Barbara Wesel Kommentarbild App *PROVISORISCH*
Barbara Wesel
17. Juni 2022

Die EU-Kommission hat mit ihrer Empfehlung zur EU-Perspektive für die Ukraine das richtige geopolitische Signal gegeben. Kiew muss jetzt für Reformen sorgen - aber das gleiche gilt auch für die EU, meint Barbara Wesel.
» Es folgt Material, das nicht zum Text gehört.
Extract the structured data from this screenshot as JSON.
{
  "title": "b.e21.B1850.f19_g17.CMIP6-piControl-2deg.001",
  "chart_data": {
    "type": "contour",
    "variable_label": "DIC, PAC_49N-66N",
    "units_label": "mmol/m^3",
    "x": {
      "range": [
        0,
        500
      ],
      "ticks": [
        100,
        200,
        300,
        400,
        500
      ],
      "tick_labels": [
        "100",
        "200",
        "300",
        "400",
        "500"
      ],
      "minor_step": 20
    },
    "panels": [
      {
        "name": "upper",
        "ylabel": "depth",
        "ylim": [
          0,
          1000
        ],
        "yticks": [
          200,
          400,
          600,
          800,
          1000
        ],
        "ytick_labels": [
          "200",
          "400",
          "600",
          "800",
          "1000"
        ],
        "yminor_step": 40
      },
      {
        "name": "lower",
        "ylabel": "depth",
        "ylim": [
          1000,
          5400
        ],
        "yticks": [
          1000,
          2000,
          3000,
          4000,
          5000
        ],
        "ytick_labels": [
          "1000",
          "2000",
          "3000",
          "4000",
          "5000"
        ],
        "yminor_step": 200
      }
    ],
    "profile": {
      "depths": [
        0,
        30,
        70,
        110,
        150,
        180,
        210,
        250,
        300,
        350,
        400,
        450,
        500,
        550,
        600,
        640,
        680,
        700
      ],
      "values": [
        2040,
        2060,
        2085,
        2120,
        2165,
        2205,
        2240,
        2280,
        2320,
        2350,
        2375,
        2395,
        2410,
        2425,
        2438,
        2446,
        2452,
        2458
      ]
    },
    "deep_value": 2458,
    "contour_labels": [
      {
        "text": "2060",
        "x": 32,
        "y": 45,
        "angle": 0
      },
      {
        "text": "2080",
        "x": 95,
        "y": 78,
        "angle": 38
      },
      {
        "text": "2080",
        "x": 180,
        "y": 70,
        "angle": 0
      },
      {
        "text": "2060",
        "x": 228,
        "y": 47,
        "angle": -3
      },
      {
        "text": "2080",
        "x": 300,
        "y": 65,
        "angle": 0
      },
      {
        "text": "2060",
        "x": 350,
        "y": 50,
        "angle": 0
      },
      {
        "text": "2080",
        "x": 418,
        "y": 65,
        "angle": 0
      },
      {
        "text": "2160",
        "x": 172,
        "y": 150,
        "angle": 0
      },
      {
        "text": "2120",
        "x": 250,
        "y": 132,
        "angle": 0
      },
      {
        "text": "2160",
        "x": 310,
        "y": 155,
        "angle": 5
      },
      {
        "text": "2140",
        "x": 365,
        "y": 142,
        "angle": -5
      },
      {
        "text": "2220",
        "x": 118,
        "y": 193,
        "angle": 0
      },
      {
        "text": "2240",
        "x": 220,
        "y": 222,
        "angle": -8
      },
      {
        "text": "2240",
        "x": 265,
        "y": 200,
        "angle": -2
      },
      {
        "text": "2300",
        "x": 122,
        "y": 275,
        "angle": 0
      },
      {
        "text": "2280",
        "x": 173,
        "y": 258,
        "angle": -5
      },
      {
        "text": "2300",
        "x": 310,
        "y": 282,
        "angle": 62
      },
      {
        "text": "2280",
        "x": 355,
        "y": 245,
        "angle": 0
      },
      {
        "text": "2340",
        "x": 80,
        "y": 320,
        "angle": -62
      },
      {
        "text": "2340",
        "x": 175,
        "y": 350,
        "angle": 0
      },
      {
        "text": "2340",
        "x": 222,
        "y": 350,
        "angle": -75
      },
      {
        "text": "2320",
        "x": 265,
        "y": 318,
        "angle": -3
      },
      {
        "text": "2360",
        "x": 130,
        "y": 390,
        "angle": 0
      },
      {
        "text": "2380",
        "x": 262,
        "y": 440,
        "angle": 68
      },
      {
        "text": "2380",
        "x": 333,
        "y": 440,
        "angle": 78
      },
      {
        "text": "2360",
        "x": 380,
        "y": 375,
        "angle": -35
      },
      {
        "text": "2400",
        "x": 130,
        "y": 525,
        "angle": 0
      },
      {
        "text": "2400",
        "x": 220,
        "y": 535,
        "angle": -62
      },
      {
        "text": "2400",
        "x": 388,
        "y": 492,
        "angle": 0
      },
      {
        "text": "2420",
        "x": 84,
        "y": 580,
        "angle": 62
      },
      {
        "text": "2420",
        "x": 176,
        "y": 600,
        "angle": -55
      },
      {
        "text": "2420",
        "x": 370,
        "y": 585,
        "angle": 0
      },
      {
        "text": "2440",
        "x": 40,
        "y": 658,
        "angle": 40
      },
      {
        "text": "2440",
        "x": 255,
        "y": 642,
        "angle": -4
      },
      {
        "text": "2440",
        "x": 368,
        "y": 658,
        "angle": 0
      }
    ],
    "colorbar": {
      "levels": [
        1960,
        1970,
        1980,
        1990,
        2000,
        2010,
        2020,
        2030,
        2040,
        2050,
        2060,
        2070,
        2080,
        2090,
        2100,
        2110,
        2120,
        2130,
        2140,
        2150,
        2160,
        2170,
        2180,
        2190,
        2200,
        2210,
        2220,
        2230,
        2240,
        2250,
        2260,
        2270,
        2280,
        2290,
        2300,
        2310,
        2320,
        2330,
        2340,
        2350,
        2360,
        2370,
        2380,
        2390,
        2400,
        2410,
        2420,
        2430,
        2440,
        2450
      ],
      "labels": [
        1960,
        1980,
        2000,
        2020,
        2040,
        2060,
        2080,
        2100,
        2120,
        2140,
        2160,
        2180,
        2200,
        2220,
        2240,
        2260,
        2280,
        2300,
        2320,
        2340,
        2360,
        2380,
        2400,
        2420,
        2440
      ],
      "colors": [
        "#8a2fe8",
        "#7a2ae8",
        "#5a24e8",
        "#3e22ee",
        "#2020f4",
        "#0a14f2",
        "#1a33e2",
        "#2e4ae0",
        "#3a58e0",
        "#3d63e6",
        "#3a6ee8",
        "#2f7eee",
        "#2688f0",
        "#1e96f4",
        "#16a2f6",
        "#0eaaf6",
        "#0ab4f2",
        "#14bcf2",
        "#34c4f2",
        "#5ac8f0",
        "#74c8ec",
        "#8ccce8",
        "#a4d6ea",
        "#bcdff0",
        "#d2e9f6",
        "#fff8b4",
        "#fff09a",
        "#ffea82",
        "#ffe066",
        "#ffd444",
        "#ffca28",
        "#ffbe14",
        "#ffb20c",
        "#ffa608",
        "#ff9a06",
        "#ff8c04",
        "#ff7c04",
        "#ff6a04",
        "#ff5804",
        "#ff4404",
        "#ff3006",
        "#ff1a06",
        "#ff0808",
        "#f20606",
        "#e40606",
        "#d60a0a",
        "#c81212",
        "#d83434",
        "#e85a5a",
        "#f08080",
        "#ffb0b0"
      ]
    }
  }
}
Die Ukraine Umamrmen, aber auch gezielt die EU stärken - das fordert Barbara WeselBild: picture alliance / ASSOCIATED PRESS

Die EU-Kommission ist über ihren Schatten gesprungen, sie hat alle Bedenken beiseite gewischt, auch die gerechtfertigten, und will der Ukrainedie Tür zu einer späteren EU-Mitgliedschaft öffnen. Damit tut sie in der gegenwärtigen Situation das einzig Richtige. Sie handelt politisch, wird ihrer europäischen Verantwortung gerecht und drückt sich nicht vor einer klaren Stellungnahme. Die heißt: Wir wollen die Ukraine als Teil unserer Gemeinschaft.

Brüssel sendet mit seiner Empfehlung ein klares Signal an Moskau und setzt damit dem blutigen Geschichtsrevisionismus Putins eine deutliche Botschaft entgegen. Der Kriegsherr spricht der Ukraine die Existenzberechtigung als Staat ab und will sie zu einem Teil seines großrussischen Phantasiereichs machen. Würde die EU in dieser Lage Kiew nicht den Tür nach Europa öffnen, wäre das für den Kremlherrscher ein Triumph nach der Devise: Seht her, der Westen will euch ja gar nicht! Und deswegen gehört ihr auch zu uns.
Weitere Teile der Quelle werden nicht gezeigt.